Отворачиваюсь к окну, пряча от Невзгодова улыбку. Боже, какая же я глупая. И ни капельки не повзрослела. Стоило ему лишь появиться, и я готова снова прыгнуть в свой персональный котел в аду. За годы разлуки мое сердце покинула только обида, да и та по большей части не к нему относилась, а к судьбе. Спасает лишь его убежденность в нашей с Невзгодовым связи. Надо просто держаться поближе к Вале и тогда все будет в порядке.

Перед выездом в город останавливаемся на заправке. Последние четыре часа без остановки идет дождь, я трусцой, перепрыгивая через лужи, спешу в кафе, но вхожу все равно промокшей. Смахиваю капли с лица, спешу в уборную, беру кофе, чтобы немного согреться, жду, когда Валя расплатится за бензин, чтобы рвануть вместе с ним.

— Дальше я один, — сообщает, отходя от кассы. — Нет смысла тормозить еще раз.

— Давай там не особенно задерживайся, — бурчу напоследок и совершаю марш-бросок до машины Смолина.

— Заяц, — хмыкает, с улыбкой трогаясь с места. Настраивает климат контроль, делая потеплее.

— Васе позвонил? — стараюсь думать исключительно о цели моего прибытия в родные края.

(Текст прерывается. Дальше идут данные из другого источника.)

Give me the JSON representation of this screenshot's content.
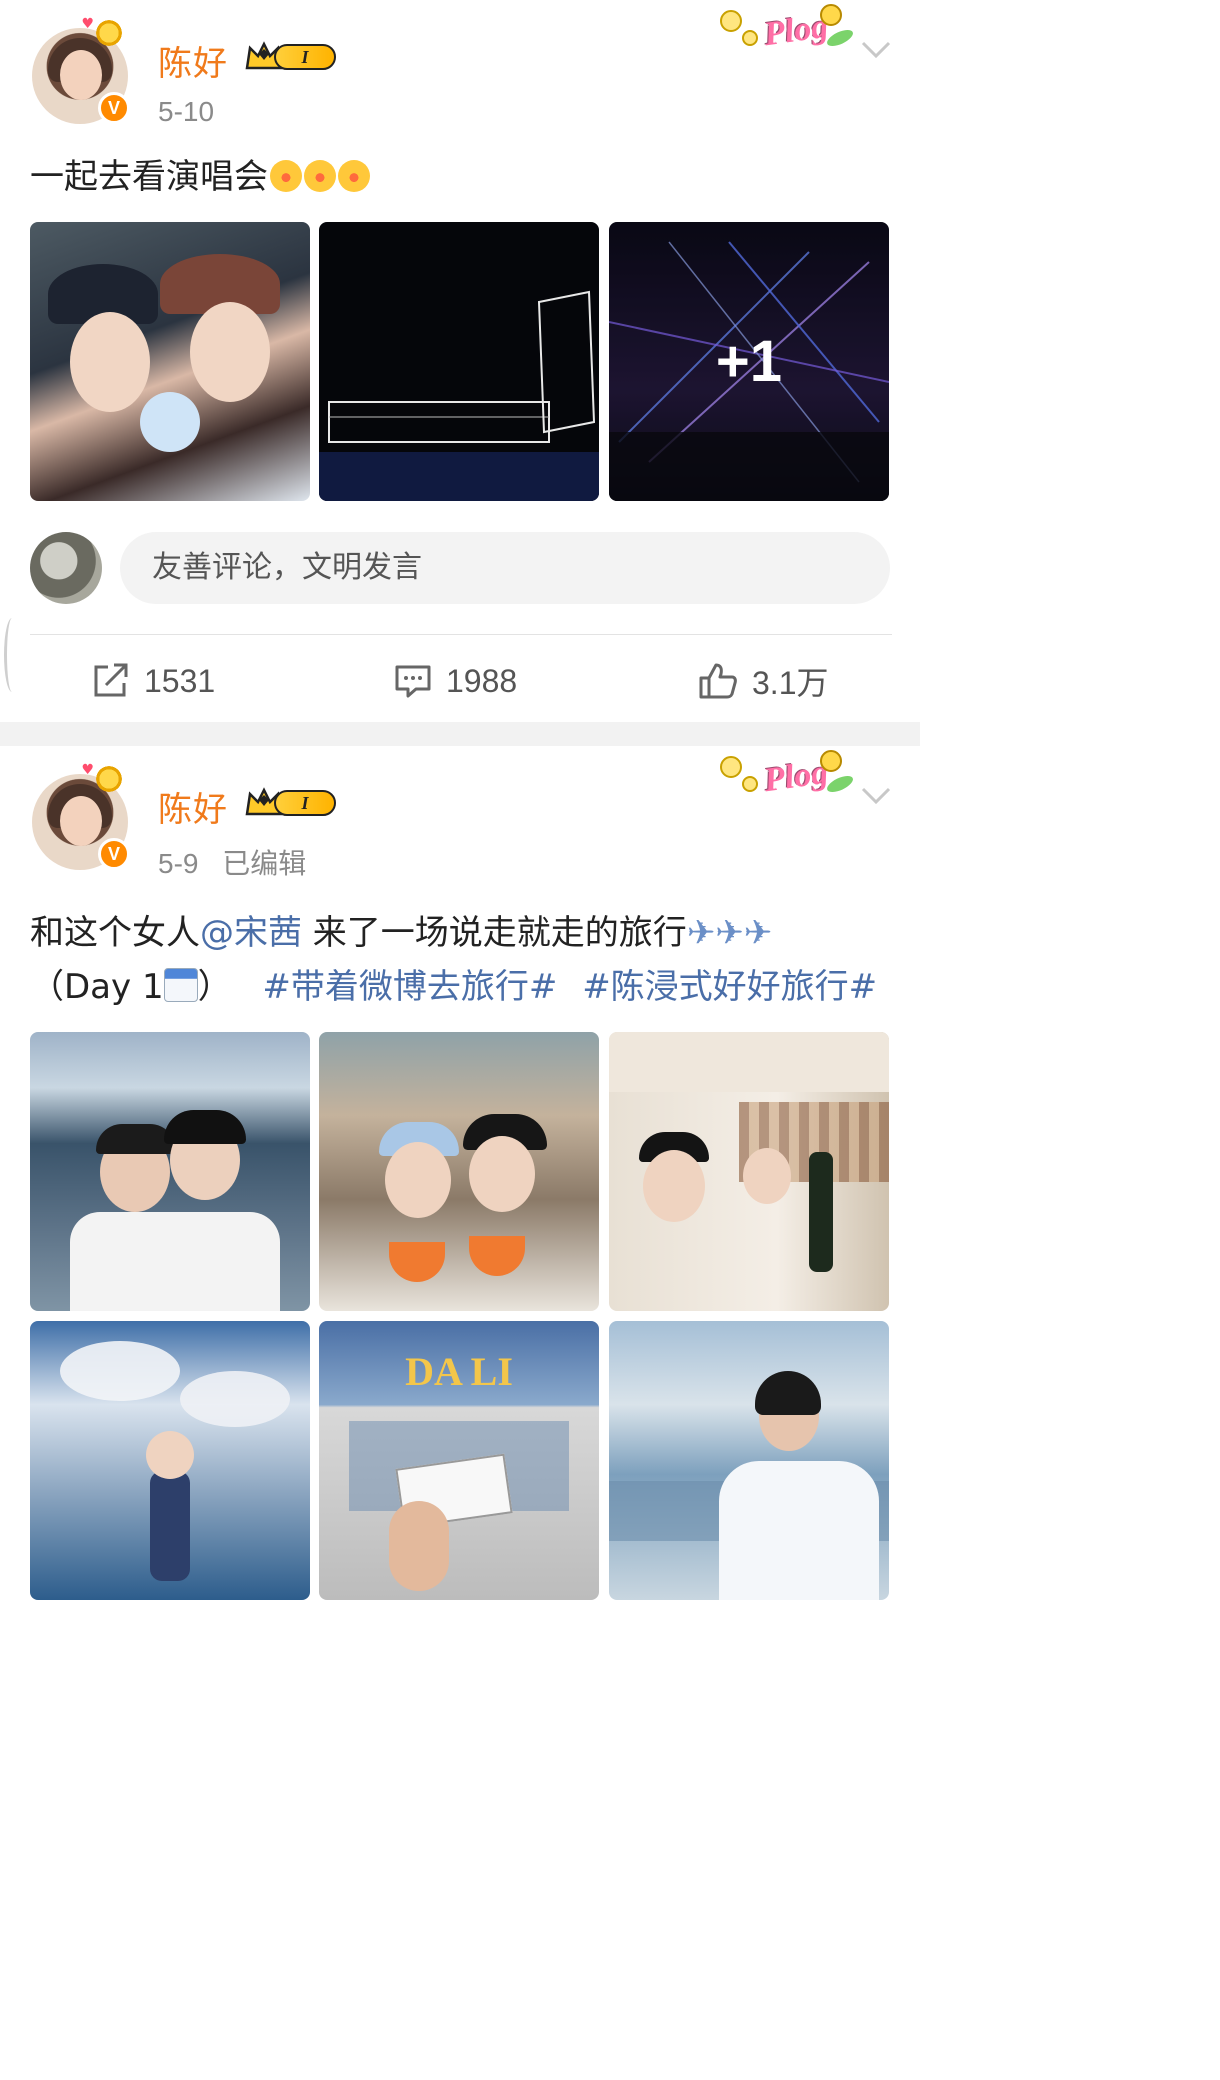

— Зачем? — удивляется Смолин.

— Так гараж же открыть надо.

— Открою.

Секунд тридцать разглядываю его профиль, а потом все же спрашиваю:

— Чем ты занимаешься?

— В смысле досуга или работы? — ухмыляется.

— Работы, — конкретизирую, отводя взгляд.

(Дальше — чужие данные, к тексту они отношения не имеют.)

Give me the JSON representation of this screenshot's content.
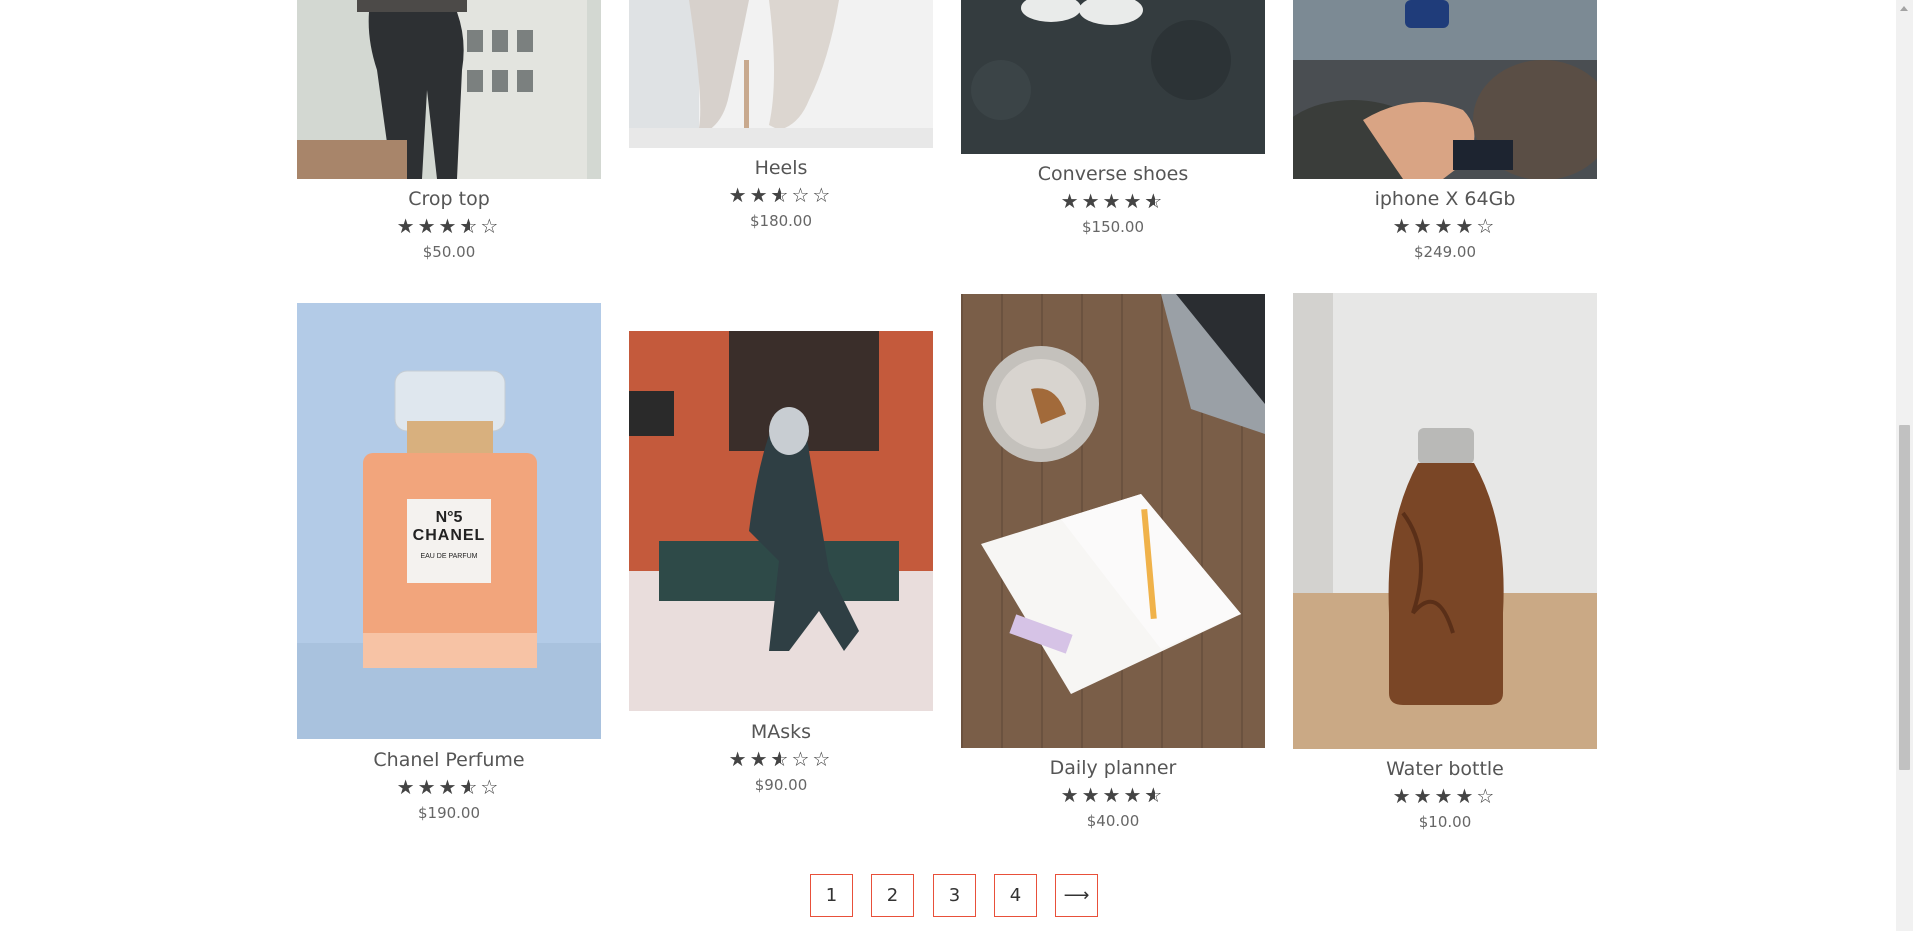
{
  "products": [
    {
      "name": "Crop top",
      "price": "$50.00",
      "rating": 3.5,
      "image": "crop-top-photo"
    },
    {
      "name": "Heels",
      "price": "$180.00",
      "rating": 2.5,
      "image": "heels-photo"
    },
    {
      "name": "Converse shoes",
      "price": "$150.00",
      "rating": 4.5,
      "image": "converse-shoes-photo"
    },
    {
      "name": "iphone X 64Gb",
      "price": "$249.00",
      "rating": 4,
      "image": "iphone-photo"
    },
    {
      "name": "Chanel Perfume",
      "price": "$190.00",
      "rating": 3.5,
      "image": "chanel-perfume-photo"
    },
    {
      "name": "MAsks",
      "price": "$90.00",
      "rating": 2.5,
      "image": "masks-statue-photo"
    },
    {
      "name": "Daily planner",
      "price": "$40.00",
      "rating": 4.5,
      "image": "daily-planner-photo"
    },
    {
      "name": "Water bottle",
      "price": "$10.00",
      "rating": 4,
      "image": "water-bottle-photo"
    }
  ],
  "pagination": {
    "pages": [
      "1",
      "2",
      "3",
      "4"
    ],
    "next_label": "⟶"
  },
  "perfume_label": {
    "line1": "N°5",
    "line2": "CHANEL",
    "line3": "EAU DE PARFUM"
  }
}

— У меня ресторан в центре. И несколько кофейней по городу.

— Ресторан? — переспрашиваю озадаченно.

— Угадай, какой.

— Да что за наказание! — всплескивает руками мама. Отбрасывает кухонное полотенце на стол и выходит, приняв очередное поражение.

В последнее время она часто раздражается. Папы не стало полгода назад, сердечный приступ, скорую даже вызвать не успели. Мы все по нему очень тоскуем, и каждый выражает свою скорбь по-своему. Андрей почти не появляется дома. Я — ничего не ем.

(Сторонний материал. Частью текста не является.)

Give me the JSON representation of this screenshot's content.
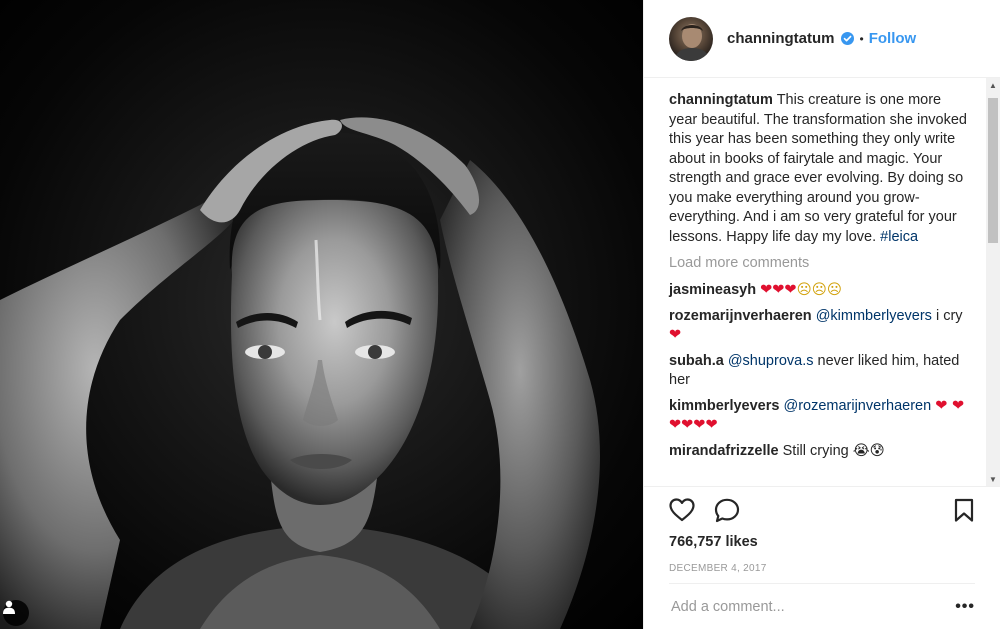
{
  "post": {
    "author": "channingtatum",
    "follow_label": "Follow",
    "dot": "•",
    "caption": {
      "user": "channingtatum",
      "text": "This creature is one more year beautiful. The transformation she invoked this year has been something they only write about in books of fairytale and magic. Your strength and grace ever evolving. By doing so you make everything around you grow- everything. And i am so very grateful for your lessons. Happy life day my love.",
      "hashtag": "#leica"
    },
    "load_more_label": "Load more comments",
    "comments": [
      {
        "user": "jasmineasyh",
        "emoji": "❤❤❤☹☹☹"
      },
      {
        "user": "rozemarijnverhaeren",
        "mention": "@kimmberlyevers",
        "text": "i cry",
        "emoji": "❤"
      },
      {
        "user": "subah.a",
        "mention": "@shuprova.s",
        "text": "never liked him, hated her"
      },
      {
        "user": "kimmberlyevers",
        "mention": "@rozemarijnverhaeren",
        "emoji": "❤ ❤❤❤❤❤"
      },
      {
        "user": "mirandafrizzelle",
        "text": "Still crying",
        "emoji": "😭😰"
      }
    ],
    "likes": "766,757 likes",
    "date": "DECEMBER 4, 2017",
    "add_comment_placeholder": "Add a comment...",
    "more_options": "•••"
  },
  "icons": [
    "user-tag-icon",
    "verified-badge-icon",
    "heart-icon",
    "comment-icon",
    "bookmark-icon",
    "more-options-icon"
  ],
  "colors": {
    "link": "#3897f0",
    "mention": "#003569",
    "muted": "#999999",
    "heart": "#e0102f"
  }
}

Слышу, как она горько плачет в спальне, сама роняю слезы в кашу, которую она приготовила для меня.

— Так, — появляется на пороге мама спустя минут десять. Глаза красные, веки припухшие. Другой ее я уже и не вижу. — Не хочешь — не ешь. Одевайся, пора в школу. Андрей отведет, я опаздываю на работу.

Она целует меня в щеку, выходит в прихожую и через минуту покидает квартиру, а я сижу над тарелкой и плачу, пока не заходит брат, наконец-то помывшись.

— Опять? — спрашивает недовольно. — Когда уже матери нервы трепать перестанешь? — берет мою ложку, пробует кашу. — Вкусно. Ешь давай, скоро ветром сносить будет.

Я часто киваю и в самом деле пытаюсь, но она на вид и вкус… как смерть. Отвратительная бледная и холодная. А теперь еще и соленая.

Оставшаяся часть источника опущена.